MPs, however, raised complains on the choice of body-guards, some expressing fears that some could be spies and a threat to their security.
Mr Imanyara said one of the bodyguards, who was assigned to him had mental problems and had been admitted to the Mathari Mental Hospital.
Gichugu MP and presidential hopeful Martha Karua, however, said the minister's statement was in bad state since it implies Kenyans who are not privileged to have bodyguards cannot be assured of security.
Turkana Central MP Ekwe Ethuro said the choice of bodyguards was wanting and that their role is more of reporting about MPs than protecting them.
Budalangi MP Ababu Namwamba said it was obvious the country is facing a security threat with a proliferation of criminal elements and that police officers have been involved in some cases.
Nominated MPs Rachael Shebesh, Millie Odhiambo condemned tribal groupings and use of force by police and demanded that the Police Commissioner be questioned.

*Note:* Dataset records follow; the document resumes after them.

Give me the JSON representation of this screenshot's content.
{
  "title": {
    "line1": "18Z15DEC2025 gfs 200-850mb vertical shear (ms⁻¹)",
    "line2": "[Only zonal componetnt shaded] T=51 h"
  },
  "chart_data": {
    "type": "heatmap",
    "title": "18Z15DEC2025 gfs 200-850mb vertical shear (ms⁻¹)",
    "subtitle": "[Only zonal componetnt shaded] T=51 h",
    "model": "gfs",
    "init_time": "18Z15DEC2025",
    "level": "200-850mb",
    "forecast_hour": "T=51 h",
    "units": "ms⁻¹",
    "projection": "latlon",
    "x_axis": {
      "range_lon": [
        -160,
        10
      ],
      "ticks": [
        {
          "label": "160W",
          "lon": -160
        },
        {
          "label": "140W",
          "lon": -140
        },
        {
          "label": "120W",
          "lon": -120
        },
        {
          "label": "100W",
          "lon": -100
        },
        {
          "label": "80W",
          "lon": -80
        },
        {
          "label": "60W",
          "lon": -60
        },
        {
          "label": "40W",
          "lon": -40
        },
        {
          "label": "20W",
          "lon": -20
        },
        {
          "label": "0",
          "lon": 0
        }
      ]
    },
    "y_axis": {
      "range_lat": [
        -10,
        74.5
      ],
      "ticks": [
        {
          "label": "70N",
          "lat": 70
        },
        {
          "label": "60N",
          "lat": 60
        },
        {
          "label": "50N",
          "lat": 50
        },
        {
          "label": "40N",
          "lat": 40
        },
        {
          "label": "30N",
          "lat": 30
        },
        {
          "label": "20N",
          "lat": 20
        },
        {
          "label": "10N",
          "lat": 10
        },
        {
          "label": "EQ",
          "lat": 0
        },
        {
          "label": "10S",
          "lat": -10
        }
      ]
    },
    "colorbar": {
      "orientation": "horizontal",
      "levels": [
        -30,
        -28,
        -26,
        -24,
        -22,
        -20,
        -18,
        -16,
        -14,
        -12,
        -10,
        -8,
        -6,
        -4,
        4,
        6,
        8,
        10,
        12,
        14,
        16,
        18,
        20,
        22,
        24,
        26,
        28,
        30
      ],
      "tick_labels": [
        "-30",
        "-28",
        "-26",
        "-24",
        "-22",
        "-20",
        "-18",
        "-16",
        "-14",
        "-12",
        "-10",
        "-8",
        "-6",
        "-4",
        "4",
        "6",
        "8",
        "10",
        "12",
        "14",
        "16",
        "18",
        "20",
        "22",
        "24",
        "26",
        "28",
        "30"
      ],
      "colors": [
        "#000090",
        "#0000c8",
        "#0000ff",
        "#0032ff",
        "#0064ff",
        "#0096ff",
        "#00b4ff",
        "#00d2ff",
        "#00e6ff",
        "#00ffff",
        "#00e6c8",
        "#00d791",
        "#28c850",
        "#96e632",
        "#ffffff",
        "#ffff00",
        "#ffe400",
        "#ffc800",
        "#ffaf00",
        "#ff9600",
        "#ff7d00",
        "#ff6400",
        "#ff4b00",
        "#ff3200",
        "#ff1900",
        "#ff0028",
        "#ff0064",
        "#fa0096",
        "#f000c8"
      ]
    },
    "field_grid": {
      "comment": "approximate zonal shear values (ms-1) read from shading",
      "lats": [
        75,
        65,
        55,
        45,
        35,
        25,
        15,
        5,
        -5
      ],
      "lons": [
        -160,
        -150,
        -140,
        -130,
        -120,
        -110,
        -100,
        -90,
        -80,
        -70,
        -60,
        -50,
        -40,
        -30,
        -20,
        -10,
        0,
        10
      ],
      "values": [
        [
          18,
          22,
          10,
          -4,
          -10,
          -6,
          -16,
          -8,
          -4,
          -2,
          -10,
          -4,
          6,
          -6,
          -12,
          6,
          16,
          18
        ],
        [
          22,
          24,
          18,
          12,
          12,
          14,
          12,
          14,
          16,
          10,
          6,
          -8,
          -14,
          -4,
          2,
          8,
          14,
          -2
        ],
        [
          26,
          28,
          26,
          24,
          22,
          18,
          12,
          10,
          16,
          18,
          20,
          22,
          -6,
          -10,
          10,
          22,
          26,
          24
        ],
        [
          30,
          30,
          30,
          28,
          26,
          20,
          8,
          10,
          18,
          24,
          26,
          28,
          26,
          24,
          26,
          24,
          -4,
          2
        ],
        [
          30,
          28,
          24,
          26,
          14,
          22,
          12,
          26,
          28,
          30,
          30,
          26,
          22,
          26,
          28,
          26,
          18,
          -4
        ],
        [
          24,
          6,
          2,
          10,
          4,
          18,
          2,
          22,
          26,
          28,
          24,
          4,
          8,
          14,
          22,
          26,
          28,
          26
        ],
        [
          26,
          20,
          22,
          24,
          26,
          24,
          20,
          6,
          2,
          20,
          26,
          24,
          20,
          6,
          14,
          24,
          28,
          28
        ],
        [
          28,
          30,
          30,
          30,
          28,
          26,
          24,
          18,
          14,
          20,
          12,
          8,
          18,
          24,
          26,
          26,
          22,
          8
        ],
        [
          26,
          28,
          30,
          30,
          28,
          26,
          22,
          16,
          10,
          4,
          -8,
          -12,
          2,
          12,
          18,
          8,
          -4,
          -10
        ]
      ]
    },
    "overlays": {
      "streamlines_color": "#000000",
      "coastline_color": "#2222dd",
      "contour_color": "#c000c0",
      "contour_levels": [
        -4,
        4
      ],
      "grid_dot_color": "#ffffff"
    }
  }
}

“We want to know whether the Police Commissioner is affiliated to one side...we don't want to speak too late and lose Kenyans and even political leaders and we want the role of tribal groupings in inciting Kenyans looked into,” said Ms Shebesh.
Other legislators who raised concerns were Gwassi MP John Mbadi, Rongai MP Luka Kigen, Lari MP David Njuguna, Garsen MP Danson Mungatana, Embakasi MP and assistant minister Ferdinand Waititu and Nyatike MP Edick Anyanga.
Mr Anyanga said he has not seen his bodyguard for the last one year and demanded response from the Minister for Internal security.